Don’t trust iCloud at all, no security (built into the calDAV serve), don’t want personal and private data on a machine I don’t control if not fully encrypted which a calDAV system cannot be.

I am well aware of your no Cloud policy. But just in case Hades ever freezes over, it looks like you can accomplish all of the above, except syncing via cable, using a non-Gmail Google Calendar.

How can I access Google Calendar with a non-google email? - Google Calendar Community

Google doesn’t say how many calendars you can create but they do say “Do not create more than 60 calendars in a short period.” And since you can manage everything using a browser it is simple to print your calendars in color and make PDFs.

Avoid Calendar use limits

Print your calendar - Google Calendar Help

Should you ever need/want to export your information Google exports calendars in “iCalendar” format.

Export your data from Google Calendar - Google Calendar Help

Perhaps arcane, but what about going back to the last version of macOS and iOS that served this need reliably in the way you want? You could get an old Mac and iOS device running the appropriate versions just to serve as your calendar device. It’s almost like going back to palm pilot days.
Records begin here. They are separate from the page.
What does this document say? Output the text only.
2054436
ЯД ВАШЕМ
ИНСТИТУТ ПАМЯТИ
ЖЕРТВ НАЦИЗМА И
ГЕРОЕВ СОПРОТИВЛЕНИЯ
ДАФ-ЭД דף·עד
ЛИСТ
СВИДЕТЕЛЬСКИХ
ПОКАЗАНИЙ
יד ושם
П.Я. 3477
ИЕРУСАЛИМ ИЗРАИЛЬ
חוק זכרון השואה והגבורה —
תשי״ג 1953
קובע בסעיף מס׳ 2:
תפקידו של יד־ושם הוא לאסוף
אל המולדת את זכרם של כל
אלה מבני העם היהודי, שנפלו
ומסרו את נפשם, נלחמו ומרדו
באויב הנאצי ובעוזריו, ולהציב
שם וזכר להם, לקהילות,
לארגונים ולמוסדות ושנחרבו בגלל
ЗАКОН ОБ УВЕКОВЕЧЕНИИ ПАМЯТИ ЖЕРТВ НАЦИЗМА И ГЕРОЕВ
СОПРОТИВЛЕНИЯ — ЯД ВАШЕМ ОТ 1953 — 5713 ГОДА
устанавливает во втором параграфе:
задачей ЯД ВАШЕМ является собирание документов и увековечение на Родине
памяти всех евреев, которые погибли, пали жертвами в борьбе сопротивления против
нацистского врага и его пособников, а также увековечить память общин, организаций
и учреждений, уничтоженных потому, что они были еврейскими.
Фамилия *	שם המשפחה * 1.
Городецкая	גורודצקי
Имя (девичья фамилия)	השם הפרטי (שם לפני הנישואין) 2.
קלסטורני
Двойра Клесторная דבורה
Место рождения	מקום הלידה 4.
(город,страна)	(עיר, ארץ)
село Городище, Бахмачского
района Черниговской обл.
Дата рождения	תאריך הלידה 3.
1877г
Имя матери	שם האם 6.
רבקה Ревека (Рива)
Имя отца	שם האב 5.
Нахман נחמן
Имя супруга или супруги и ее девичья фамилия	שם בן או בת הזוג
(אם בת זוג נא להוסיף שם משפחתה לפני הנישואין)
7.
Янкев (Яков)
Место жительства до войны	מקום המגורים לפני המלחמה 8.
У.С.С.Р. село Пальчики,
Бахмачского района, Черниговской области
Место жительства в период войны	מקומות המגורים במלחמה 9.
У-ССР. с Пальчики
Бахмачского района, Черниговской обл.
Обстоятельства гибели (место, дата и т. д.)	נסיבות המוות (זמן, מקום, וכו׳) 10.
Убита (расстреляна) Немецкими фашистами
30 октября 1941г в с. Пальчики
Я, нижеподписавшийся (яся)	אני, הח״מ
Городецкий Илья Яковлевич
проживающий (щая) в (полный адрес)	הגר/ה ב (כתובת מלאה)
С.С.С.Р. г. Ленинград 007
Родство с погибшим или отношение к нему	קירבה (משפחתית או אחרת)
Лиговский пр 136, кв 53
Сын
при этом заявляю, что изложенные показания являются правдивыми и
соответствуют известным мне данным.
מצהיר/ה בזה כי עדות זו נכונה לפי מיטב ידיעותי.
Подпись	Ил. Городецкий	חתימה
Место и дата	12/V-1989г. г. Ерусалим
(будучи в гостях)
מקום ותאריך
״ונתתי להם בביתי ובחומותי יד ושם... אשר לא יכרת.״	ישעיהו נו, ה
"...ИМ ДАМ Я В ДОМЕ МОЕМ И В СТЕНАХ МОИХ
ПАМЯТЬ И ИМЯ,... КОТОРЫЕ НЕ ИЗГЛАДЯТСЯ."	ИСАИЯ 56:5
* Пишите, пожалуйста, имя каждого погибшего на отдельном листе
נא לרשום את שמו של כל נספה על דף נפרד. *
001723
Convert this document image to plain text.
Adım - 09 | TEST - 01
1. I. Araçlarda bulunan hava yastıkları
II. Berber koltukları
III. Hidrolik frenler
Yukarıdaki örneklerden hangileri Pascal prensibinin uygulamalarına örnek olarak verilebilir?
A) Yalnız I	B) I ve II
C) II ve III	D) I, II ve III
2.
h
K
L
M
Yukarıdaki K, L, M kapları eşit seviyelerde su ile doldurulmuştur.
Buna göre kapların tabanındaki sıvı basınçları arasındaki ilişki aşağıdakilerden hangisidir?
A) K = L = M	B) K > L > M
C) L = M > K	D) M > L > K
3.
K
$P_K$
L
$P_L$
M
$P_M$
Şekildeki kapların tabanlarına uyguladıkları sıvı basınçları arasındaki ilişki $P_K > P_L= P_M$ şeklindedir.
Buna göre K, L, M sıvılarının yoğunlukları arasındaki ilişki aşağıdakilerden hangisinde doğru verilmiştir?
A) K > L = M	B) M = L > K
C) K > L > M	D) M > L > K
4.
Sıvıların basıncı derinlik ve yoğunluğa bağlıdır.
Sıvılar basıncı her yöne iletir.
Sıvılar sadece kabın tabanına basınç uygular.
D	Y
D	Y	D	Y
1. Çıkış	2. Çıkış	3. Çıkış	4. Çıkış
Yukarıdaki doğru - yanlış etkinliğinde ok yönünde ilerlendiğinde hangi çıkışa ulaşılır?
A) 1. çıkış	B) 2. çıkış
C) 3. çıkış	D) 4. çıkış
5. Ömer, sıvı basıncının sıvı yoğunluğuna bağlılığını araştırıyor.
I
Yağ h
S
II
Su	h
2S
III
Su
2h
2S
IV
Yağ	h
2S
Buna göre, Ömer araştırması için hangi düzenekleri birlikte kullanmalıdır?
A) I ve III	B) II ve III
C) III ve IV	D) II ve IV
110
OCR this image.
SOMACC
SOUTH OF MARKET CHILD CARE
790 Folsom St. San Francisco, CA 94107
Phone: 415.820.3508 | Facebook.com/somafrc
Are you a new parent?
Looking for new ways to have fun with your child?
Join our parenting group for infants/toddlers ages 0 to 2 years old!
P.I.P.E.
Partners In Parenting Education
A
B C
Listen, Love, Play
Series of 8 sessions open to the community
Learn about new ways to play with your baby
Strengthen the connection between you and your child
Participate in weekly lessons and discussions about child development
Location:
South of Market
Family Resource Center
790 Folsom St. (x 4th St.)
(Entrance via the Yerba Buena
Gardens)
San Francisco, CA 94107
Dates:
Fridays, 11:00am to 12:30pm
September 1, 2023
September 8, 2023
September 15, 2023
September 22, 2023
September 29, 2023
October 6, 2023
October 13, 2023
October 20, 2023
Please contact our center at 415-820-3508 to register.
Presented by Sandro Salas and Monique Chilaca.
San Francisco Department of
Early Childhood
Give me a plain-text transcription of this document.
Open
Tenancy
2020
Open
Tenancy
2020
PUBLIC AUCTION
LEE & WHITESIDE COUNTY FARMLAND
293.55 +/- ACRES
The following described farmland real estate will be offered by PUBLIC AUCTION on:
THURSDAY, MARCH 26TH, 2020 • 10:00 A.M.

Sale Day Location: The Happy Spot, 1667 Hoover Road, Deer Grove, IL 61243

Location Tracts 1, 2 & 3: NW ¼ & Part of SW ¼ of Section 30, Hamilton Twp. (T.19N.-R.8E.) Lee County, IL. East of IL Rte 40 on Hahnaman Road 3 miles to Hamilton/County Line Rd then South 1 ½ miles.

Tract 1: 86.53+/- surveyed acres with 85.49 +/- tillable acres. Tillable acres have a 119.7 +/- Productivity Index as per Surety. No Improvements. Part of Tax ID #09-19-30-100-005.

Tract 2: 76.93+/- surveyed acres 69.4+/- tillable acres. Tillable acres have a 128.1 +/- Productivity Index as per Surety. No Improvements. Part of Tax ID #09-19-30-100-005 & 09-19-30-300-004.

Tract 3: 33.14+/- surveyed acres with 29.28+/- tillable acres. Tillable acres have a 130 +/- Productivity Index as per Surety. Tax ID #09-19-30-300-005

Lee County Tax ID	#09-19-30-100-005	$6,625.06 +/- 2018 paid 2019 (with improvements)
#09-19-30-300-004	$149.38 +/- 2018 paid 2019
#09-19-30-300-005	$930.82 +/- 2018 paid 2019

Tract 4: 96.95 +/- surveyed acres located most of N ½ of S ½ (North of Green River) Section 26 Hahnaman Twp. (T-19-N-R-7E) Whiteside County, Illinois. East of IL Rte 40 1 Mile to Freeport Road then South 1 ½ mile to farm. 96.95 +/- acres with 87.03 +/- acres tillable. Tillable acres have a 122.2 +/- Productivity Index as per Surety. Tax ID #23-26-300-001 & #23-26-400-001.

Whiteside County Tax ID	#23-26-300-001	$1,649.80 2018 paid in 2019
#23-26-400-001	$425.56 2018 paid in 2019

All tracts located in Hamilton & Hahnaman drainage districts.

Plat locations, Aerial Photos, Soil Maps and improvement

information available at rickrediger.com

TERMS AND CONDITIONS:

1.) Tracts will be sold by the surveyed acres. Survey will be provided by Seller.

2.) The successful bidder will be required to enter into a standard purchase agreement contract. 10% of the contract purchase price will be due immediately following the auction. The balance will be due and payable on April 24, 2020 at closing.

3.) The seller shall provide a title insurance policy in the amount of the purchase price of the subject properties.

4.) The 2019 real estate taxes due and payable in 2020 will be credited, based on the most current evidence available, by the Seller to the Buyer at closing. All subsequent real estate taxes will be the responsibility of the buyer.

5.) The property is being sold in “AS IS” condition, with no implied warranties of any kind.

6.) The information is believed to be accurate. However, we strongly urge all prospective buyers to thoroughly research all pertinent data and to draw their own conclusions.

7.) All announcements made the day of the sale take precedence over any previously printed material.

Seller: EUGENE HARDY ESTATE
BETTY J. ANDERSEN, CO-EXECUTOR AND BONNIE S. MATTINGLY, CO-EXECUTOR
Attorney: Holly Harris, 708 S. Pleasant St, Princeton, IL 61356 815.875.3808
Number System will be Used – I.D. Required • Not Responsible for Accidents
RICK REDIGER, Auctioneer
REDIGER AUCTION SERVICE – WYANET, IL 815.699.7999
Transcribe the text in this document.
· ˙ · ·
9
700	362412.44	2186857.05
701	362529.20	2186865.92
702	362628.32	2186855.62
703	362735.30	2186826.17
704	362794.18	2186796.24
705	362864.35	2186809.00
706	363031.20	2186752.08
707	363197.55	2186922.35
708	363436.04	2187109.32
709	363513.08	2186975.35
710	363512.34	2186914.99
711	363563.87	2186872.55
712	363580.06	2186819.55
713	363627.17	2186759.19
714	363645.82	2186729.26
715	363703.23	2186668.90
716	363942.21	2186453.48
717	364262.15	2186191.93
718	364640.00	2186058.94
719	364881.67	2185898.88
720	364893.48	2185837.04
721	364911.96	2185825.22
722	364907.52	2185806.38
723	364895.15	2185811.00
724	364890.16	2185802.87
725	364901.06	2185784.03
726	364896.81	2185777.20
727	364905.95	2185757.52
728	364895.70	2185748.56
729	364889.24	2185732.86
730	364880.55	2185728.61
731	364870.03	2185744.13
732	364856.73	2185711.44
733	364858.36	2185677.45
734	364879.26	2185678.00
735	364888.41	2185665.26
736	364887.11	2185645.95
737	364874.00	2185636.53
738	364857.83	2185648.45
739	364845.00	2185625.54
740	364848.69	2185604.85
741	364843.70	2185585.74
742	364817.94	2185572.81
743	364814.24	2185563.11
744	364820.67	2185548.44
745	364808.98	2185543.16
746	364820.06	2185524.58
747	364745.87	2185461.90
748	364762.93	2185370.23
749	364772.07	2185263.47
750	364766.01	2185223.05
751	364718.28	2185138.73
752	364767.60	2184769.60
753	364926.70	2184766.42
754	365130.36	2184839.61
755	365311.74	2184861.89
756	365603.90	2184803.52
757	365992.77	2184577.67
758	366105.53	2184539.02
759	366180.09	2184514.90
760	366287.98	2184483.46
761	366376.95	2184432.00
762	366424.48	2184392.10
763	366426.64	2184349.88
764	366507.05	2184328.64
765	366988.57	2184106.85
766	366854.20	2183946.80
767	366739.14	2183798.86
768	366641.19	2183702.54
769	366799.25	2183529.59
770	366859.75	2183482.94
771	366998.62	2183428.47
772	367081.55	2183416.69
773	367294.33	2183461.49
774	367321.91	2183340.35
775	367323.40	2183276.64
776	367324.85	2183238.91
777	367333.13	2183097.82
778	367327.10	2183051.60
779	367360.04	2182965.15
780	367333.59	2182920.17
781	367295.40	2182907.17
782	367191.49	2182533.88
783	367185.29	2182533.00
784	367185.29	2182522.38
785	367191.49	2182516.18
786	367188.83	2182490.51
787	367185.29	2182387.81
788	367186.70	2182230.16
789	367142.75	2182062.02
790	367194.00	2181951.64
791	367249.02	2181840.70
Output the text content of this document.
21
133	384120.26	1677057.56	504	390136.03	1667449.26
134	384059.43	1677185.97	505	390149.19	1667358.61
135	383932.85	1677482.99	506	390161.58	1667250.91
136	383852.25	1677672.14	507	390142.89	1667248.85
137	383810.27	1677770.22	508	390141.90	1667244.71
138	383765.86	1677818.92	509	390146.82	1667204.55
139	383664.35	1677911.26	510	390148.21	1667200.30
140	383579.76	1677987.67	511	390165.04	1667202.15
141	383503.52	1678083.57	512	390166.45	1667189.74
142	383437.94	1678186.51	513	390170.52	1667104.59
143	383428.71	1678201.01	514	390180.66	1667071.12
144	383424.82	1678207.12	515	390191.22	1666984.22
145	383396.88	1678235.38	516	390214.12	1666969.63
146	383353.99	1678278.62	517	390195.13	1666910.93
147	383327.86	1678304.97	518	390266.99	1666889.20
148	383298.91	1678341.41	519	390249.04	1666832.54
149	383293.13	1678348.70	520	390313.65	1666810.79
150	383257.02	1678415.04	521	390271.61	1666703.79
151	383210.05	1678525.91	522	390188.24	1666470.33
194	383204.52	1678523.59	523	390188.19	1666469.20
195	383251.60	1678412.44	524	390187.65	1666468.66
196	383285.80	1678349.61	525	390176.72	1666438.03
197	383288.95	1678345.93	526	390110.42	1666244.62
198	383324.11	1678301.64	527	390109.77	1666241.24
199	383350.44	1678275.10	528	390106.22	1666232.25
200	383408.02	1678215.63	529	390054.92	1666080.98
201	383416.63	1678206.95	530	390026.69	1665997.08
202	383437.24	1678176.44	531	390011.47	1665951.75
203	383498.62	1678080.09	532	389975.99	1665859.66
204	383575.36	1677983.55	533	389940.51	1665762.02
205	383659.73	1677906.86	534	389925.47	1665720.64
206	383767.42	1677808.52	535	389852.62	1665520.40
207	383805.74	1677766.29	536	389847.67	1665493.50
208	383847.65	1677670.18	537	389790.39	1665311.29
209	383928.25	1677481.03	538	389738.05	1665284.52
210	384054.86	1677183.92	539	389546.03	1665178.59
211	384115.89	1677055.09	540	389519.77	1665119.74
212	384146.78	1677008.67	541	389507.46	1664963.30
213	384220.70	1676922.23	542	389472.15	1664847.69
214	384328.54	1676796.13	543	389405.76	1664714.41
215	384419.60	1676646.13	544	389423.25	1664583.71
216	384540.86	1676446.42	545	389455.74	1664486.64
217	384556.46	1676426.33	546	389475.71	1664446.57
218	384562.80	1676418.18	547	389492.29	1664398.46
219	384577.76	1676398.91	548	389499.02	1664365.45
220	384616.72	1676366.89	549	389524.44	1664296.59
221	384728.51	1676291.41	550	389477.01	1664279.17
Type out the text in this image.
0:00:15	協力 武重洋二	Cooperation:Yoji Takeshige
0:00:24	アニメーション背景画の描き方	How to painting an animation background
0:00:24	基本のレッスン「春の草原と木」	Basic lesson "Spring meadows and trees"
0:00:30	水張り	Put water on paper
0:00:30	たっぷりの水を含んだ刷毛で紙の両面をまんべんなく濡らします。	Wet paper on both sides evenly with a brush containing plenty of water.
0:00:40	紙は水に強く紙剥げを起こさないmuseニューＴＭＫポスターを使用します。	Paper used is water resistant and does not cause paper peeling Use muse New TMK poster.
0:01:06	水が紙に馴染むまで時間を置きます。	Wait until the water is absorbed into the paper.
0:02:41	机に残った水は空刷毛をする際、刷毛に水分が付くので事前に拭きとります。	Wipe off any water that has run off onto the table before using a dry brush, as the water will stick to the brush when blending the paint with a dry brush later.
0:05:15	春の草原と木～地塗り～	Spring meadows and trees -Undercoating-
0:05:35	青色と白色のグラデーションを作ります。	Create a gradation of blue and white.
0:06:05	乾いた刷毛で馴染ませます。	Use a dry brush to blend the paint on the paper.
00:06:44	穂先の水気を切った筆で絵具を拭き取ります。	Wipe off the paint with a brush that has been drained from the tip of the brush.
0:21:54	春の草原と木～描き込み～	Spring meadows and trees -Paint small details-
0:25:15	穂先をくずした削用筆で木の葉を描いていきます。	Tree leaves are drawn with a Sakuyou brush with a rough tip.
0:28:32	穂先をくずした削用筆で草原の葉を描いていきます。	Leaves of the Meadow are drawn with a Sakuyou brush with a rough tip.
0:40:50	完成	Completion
As others have mentioned, short of hosting your own server, I doubt there are many modern options for what you want to do. The world has pretty much completely moved to cloud sync. I do struggle to understand the need to keep your calendar so secure. I can kind of understand the email part of things but you’re also just going to be sending emails to people who are almost all on google or Microsoft hosted email platforms so I’m not sure there’s much of a security or privacy benefit to self hosting.

I think if I were looking for a non-cloud option I would most likely return to a paper diary. This would probably save you the most time.